Jjika pelakunya adalah pinjol legal, mungkin list berikut adalah Perlakuan yang umum diterima oleh masyarakat ketika masuk dalam jebakan pinjol, yaitu ketika nasabah tidak mampu mengembalikan pinjamannya alias gagal bayar (galbay). Lalu akan muncul konsekuensi yang harus diterima dan bisa menghantuinya.
"Hukuman" paling menganggu adalah ketika nama kita menghiasai daftar blacklist OJK. Dengan berbekal riwayat dan data pribadi kita yang sudah mereka miliki, kita akan dijebloskan kedalam "lubang hitam".  Apa kerugiannya?.Kita tidak akan bisa mendapatkan pinjaman dari seluruh lembaga finansial di Indonesia. Apalagi kalau kita seorang pebisnis, bisa saja ketika butuh dana, kejadian galbay akan menjadi  ganjalan gagalnya pinjaman untuk pengembangan usahanya.
Bunga akan ditumpuk lebih tinggi dari monas, padahal pinjaman kita cuma setinggi tiang bendera. Kalau pelunasan cicilan pinjaman online tidak tepat waktu, itu artinya kita harus membayar denda keterlambatan dan secara akumulatif membuat utang kita semakin menumpuk.
Satu-satunya cara adalah dengan "meminta maaf", disertai permohonan, pengajuan keringanan bunga atau memperpanjang tenornya (jangka waktu pinjaman). Walaupun ada kerugian baru, tambahan jumlah bunganya semakin menggila.
Padahal aturan ideal OJK, bunga dan denda keterlambatan yang bisa dikenakan, maksimal 0,8% per harinya. Selain itu, jumlah denda keterlambatan maksimal yang bisa dipaksakan adalah 100 persen dari jumlah pokok pinjaman.

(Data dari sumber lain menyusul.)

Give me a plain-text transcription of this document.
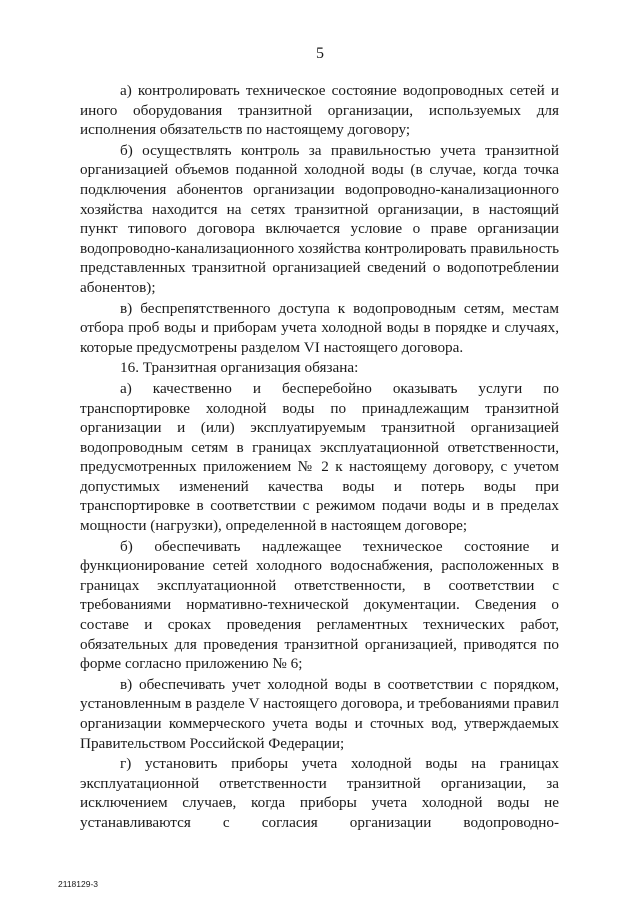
5

а) контролировать техническое состояние водопроводных сетей и иного оборудования транзитной организации, используемых для исполнения обязательств по настоящему договору;

б) осуществлять контроль за правильностью учета транзитной организацией объемов поданной холодной воды (в случае, когда точка подключения абонентов организации водопроводно-канализационного хозяйства находится на сетях транзитной организации, в настоящий пункт типового договора включается условие о праве организации водопроводно-канализационного хозяйства контролировать правильность представленных транзитной организацией сведений о водопотреблении абонентов);

в) беспрепятственного доступа к водопроводным сетям, местам отбора проб воды и приборам учета холодной воды в порядке и случаях, которые предусмотрены разделом VI настоящего договора.

16. Транзитная организация обязана:

а) качественно и бесперебойно оказывать услуги по транспортировке холодной воды по принадлежащим транзитной организации и (или) эксплуатируемым транзитной организацией водопроводным сетям в границах эксплуатационной ответственности, предусмотренных приложением № 2 к настоящему договору, с учетом допустимых изменений качества воды и потерь воды при транспортировке в соответствии с режимом подачи воды и в пределах мощности (нагрузки), определенной в настоящем договоре;

б) обеспечивать надлежащее техническое состояние и функционирование сетей холодного водоснабжения, расположенных в границах эксплуатационной ответственности, в соответствии с требованиями нормативно-технической документации. Сведения о составе и сроках проведения регламентных технических работ, обязательных для проведения транзитной организацией, приводятся по форме согласно приложению № 6;

в) обеспечивать учет холодной воды в соответствии с порядком, установленным в разделе V настоящего договора, и требованиями правил организации коммерческого учета воды и сточных вод, утверждаемых Правительством Российской Федерации;

г) установить приборы учета холодной воды на границах эксплуатационной ответственности транзитной организации, за исключением случаев, когда приборы учета холодной воды не устанавливаются с согласия организации водопроводно-

2118129-3
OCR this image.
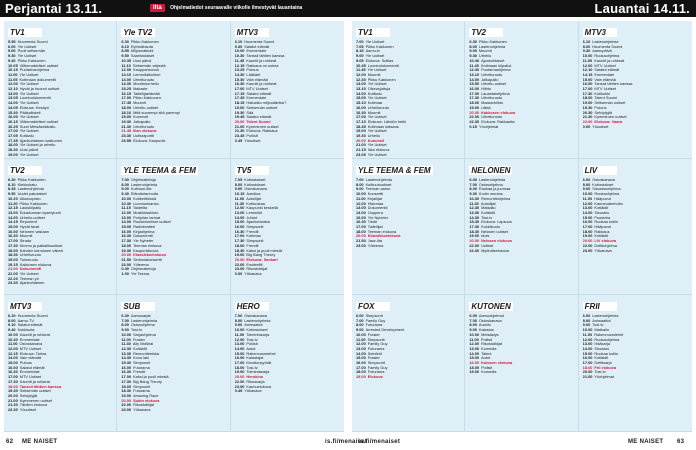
Perjantai 13.11.	Ilta Ohjelmatiedot seuraavalle viikolle ilmestyvät lauantaina	Lauantai 14.11.
TV1
5.55 Huomenta Suomi
6.00 Yle Uutiset
9.00 Puoli seitsemän
9.30 Yle Uutiset
9.40 Pikku Kakkonen
10.05 Viittomakieliset uutiset
10.15 Puutarhaohjelma
11.00 Yle Uutiset
11.05 Kotimaan dokumentti
12.00 Yle Uutiset
12.10 Hyvät ja huonot uutiset
13.00 Yle Uutiset
13.05 Luontodokumentti
14.00 Yle Uutiset
14.05 Elokuva: Kesäyö
15.40 Pääkallokeli
16.00 Yle Uutiset
16.15 Viittomakieliset uutiset
16.25 Suuri Metsäseikkailu
17.00 Yle Uutiset
17.05 Kotikatu
17.35 Ajankohtainen kakkonen
18.00 Yle Uutiset ja urheilu
18.30 Uusi päivä
19.00 Yle Uutiset
Yle TV2
6.30 Pikku Kakkonen
8.10 Ryhmähauta
8.55 Miljoonaklubi
9.50 Saaristolaiset
10.35 Uusi päivä
11.10 Seitsemän veljestä
12.00 Kauppaneuvos
13.10 Lemmikkitohtori
14.00 Urheiluruutu
14.30 Moottoriurheilu
15.25 Iltakaste
16.15 Taiteilijaelämää
17.00 Pikku Kakkonen
17.45 Muumit
18.00 Urheilu-uutiset
18.10 Mitä suurempi sitä parempi
19.00 Kummeli
19.30 Jalkapallo
21.30 Urheiluruutu
21.45 Illan elokuva
23.30 Uutisraportti
23.55 Elokuva: Kaupunki
MTV3
6.10 Huomenta Suomi
9.30 Salatut elämät
10.00 Emmerdale
10.30 Tanssii tähtien kanssa
11.45 Kauniit ja rohkeat
12.15 Rakkaus on sokea
13.25 Putous
14.30 Lääkärit
15.30 Vain elämää
16.30 Kauniit ja rohkeat
17.00 MTV Uutiset
17.15 Salatut elämät
17.45 Emmerdale
18.15 Haluatko miljonääriksi?
19.00 Seitsemän uutiset
19.30 Sää
19.45 Salatut elämät
20.00 Talent Suomi
21.00 Kymmenen uutiset
21.30 Elokuva: Rakkaus
23.45 Poliisit
0.45 Yöuutiset
TV2
6.30 Pikku Kakkonen
8.10 Kiekkokatu
8.45 Lastenohjelmia
9.50 Uudet pakolaiset
10.20 Aikuisopisto
11.20 Pikku Kakkonen
12.15 Laulukilpailu
13.00 Eduskunnan kyselytunti
14.00 Urheilu-uutiset
14.15 Reporterit
15.00 Hyvät tavat
16.00 Nelonen vastaan
16.30 Muumit
17.00 Strada
17.30 Kimmo ja paikallisuutiset
18.00 Kahden kerroksen väkeä
18.30 Urheiluruutu
19.00 Tulosruutu
19.15 Kakkosen elokuva
21.00 Dokumentti
22.00 Yle Uutiset
22.20 Teeman yö
23.30 Ajankohtainen
YLE TEEMA & FEM
7.00 Ohjelmatietoja
8.00 Lastenohjelmia
9.00 Kulttuuri-ilta
9.40 Elämäntarinoita
10.00 Kotikeittiössä
10.30 Luonnonkansa
11.15 Taideilta
12.00 Musiikkiarkisto
13.00 Pohjolan tarinat
14.00 Ruotsinkieliset uutiset
15.05 Radioteatteri
16.00 Kirjaohjelma
16.30 Dokumentti
17.30 Yle Nyheter
18.00 Teeman elokuva
19.30 Kaupunkikuvia
20.00 Klassikkoelokuva
21.50 Sinfoniakonsertti
23.00 Yöteema
0.30 Ohjelmatietoja
1.00 Yle Teema
TV5
7.05 Kotiostokset
8.00 Kotiostokset
9.00 Ostoskanava
10.15 Autoilua
11.00 Autoilijat
11.30 Kotiruokaa
12.00 Kaupunki keskellä
13.00 Lemmikit
14.00 Juhlat
15.00 Ajankohtaista
16.00 Simpsonit
16.30 Frendit
17.00 Kotimaa
17.30 Simpsonit
18.00 Frendit
18.30 Kaksi ja puoli miestä
19.00 Big Bang Theory
20.00 Elokuva: Sankari
22.00 Ensitreffit
23.00 Rikostutkijat
0.00 Yökanava
MTV3
6.10 Huomenta Suomi
8.00 Aamu-TV
9.10 Salatut elämät
9.40 Kokkisota
10.00 Kauniit ja rohkeat
10.30 Emmerdale
11.00 Ostoskanava
12.00 MTV Uutiset
12.15 Elokuva: Tarina
14.00 Vain elämää
15.00 Putous
16.00 Salatut elämät
16.30 Emmerdale
17.00 MTV Uutiset
17.30 Kauniit ja rohkeat
18.00 Tanssii tähtien kanssa
19.30 Seitsemän uutiset
20.00 Selviytyjät
21.00 Kymmenen uutiset
21.30 Tähtien elokuva
23.30 Yöuutiset
SUB
6.30 Aamusarjat
7.00 Lastenohjelmia
8.00 Ostosohjelma
9.00 Tosi-tv
10.00 Sarjaohjelma
11.00 Frasier
11.30 Ally McBeal
12.30 Kotiäidit
13.30 Remonttireiska
14.30 Kova laki
15.30 Simpsonit
16.00 Futurama
16.30 Frendit
17.00 Kaksi ja puoli miestä
17.30 Big Bang Theory
18.00 Simpsonit
18.30 Futurama
19.00 Amazing Race
20.00 Subin elokuva
22.00 Rikostutkijat
23.00 Yökanava
HERO
7.00 Ostoskanava
8.00 Lastenohjelmia
9.00 Animaatiot
10.00 Kotiostokset
11.00 Toimintasarja
12.00 Tosi-tv
13.00 Poliisit
14.00 Autot
15.00 Rakennusmiehet
16.00 Kalastajat
17.00 Moottoripyörät
18.00 Tosi-tv
19.00 Toimintasarja
20.00 Herokino
22.00 Rikossarja
23.00 Kauhuelokuva
0.45 Yökanava
TV1
7.00 Yle Uutiset
7.05 Pikku Kakkonen
8.15 Aamu-tv
9.00 Yle Uutiset
9.05 Elokuva: Sotilas
10.45 Luontodokumentti
11.45 Yle Uutiset
12.00 Muumit
12.30 Pikku Kakkonen
13.00 Yle Uutiset
13.10 Oikeusjuttuja
14.00 Kotikatu
15.00 Yle Uutiset
15.10 Kotimaa
16.00 Urheiluruutu
16.30 Muumit
17.00 Yle Uutiset
17.10 Elokuva: Lähdön hetki
18.45 Kotimaan katsaus
19.00 Yle Uutiset
19.30 Urheilu
20.00 Kummeli
21.00 Yle Uutiset
21.15 Illan elokuva
23.05 Yle Uutiset
TV2
6.30 Pikku Kakkonen
8.00 Lastenohjelmia
9.00 Muumit
9.30 Urheilu
10.40 Ajankohtaiset
11.45 Kotimaan kilpailut
12.30 Puutarhaohjelma
13.10 Urheiluruutu
14.00 Jalkapallo
15.50 Urheilu-uutiset
16.00 Hiihto
17.00 Lauantaiohjelma
17.30 Urheiluruutu
18.00 Maastohiihto
19.00 Lätkä
20.00 Kakkosen elokuva
22.00 Urheiluruutu
22.30 Elokuva: Rakkautta
0.15 Yöohjelmat
MTV3
6.10 Lastenohjelmia
8.00 Huomenta Suomi
9.30 Aamupäivä
10.00 Ruokaohjelma
11.00 Kauniit ja rohkeat
12.00 MTV Uutiset
12.10 Salatut elämät
14.15 Emmerdale
15.00 Vain elämää
16.00 Tanssii tähtien kanssa
17.00 MTV Uutiset
17.30 Kotikokki
18.00 Talent Suomi
19.00 Seitsemän uutiset
19.30 Putous
20.30 Selviytyjät
21.30 Kymmenen uutiset
22.00 Elokuva: Vaara
0.00 Yöuutiset
YLE TEEMA & FEM
7.00 Lastenohjelmia
8.00 Kulttuuriuutiset
9.00 Teeman aamu
10.00 Konsertti
11.00 Kirjailijat
12.00 Historiaa
13.00 Dokumentti
14.00 Ooppera
16.00 Yle Nyheter
16.30 Tiede
17.00 Taiteilijat
18.00 Teeman elokuva
20.00 Klassikkoelokuva
21.50 Jazz-ilta
23.00 Yöteema
NELONEN
6.00 Lastenohjelmia
7.00 Ostosohjelma
8.30 Ruokaa ja juomaa
9.30 Kodin muutos
10.30 Remonttiohjelma
11.30 Autoilijat
12.30 Matkailu
13.30 Kotiäidit
14.30 Tosi-tv
15.30 Elokuva: Lapsuus
17.30 Kokkikoulu
18.30 Nelosen uutiset
19.00 Idols
20.00 Nelosen elokuva
22.00 Uutiset
22.30 Myöhäiselokuva
LIV
6.00 Ostoskanava
8.00 Kotiostokset
9.00 Sisustusohjelma
10.00 Ruokaohjelma
11.00 Hääpuvut
12.00 Kauneudenhoito
13.00 Kotiäidit
14.00 Sisustus
15.00 Puutarha
16.00 Ruokaa kotiin
17.00 Hääpuvut
18.00 Rakkaus
19.00 Kotiäidit
20.00 LIV elokuva
22.00 Deittiohjelma
23.00 Yökanava
FOX
6.00 Simpsonit
7.00 Family Guy
8.00 Futurama
9.00 Arrested Development
10.00 Frasier
11.00 Simpsonit
12.00 Family Guy
13.00 Futurama
14.00 Seinfeld
15.00 Frasier
16.00 Simpsonit
17.00 Family Guy
18.00 Futurama
19.00 Elokuva
KUTONEN
6.00 Aamuohjelmat
7.00 Ostoskanava
8.00 Autoilu
9.00 Kalastus
10.00 Metsästys
11.00 Poliisit
12.00 Rikostutkijat
13.00 Komedia
14.00 Talent
15.00 Autot
16.00 Kutosen elokuva
18.00 Poliisit
19.00 Komedia
FRII
6.00 Lastenohjelmia
8.00 Animaatiot
9.00 Tosi-tv
10.00 Matkailu
11.00 Rakennusmiehet
12.00 Ruokaohjelma
13.00 Hääsarja
14.00 Sisustus
15.00 Ruokaa kotiin
16.00 Kotiäidit
17.00 Deittisarja
18.00 Frii elokuva
20.00 Tosi-tv
21.00 Yöohjelmat
62 ME NAISET	is.fi/menaiset
is.fi/menaiset	ME NAISET 63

Namun, aturan ini hanya berlaku pada fintech dan layanan pinjaman online yang legal dan terdaftar OJK. Sedangkan ulah para pemilik pinjol ilegal, terhadap para korban, justru harus membayar tagihan melebihi 100 persen dari pokok pinjaman yang diajukan.
Perlakuan memalukan debt collector yang bikin tengsin Pengalaman ini pernah terjadi  pada seorang guru dalam sebuah ulasan media. Beliau didatangi seorang debt collector  pinjol ilegal, ketika sedang mengajar. Akibatnya timbul kekerasan dan keributan. Pertama karena mempermalukan orang didepan umum.  kedua,  menggunakan cara-cara yang  sudah tidak manusiawi.
Padahal fintech punya prosedur yang ketat tapi teratur dalam urusan masalah peminjam yang mangkir dari tanggung jawab membayar cicilan. Bisa melalui pesan singkat, seperti sms, email, maupun telepon. Aturan prosedur penagihannya  bahkan sudah diatur oleh AFPI, atau Asosiasi Fintech Pendanaan Bersama Indonesia, begitu juga dengan peran OJK sebagai pengawas.
Sayangnya banyak kasus pengaduan belum mendapat respon positif, walaupun OJK sebagai otoritas yang memiliki kewenangan dalam pengawasan masalah keuangan, telah difasilitasi dengan call center, di nomor 157. (@OJKindonesia).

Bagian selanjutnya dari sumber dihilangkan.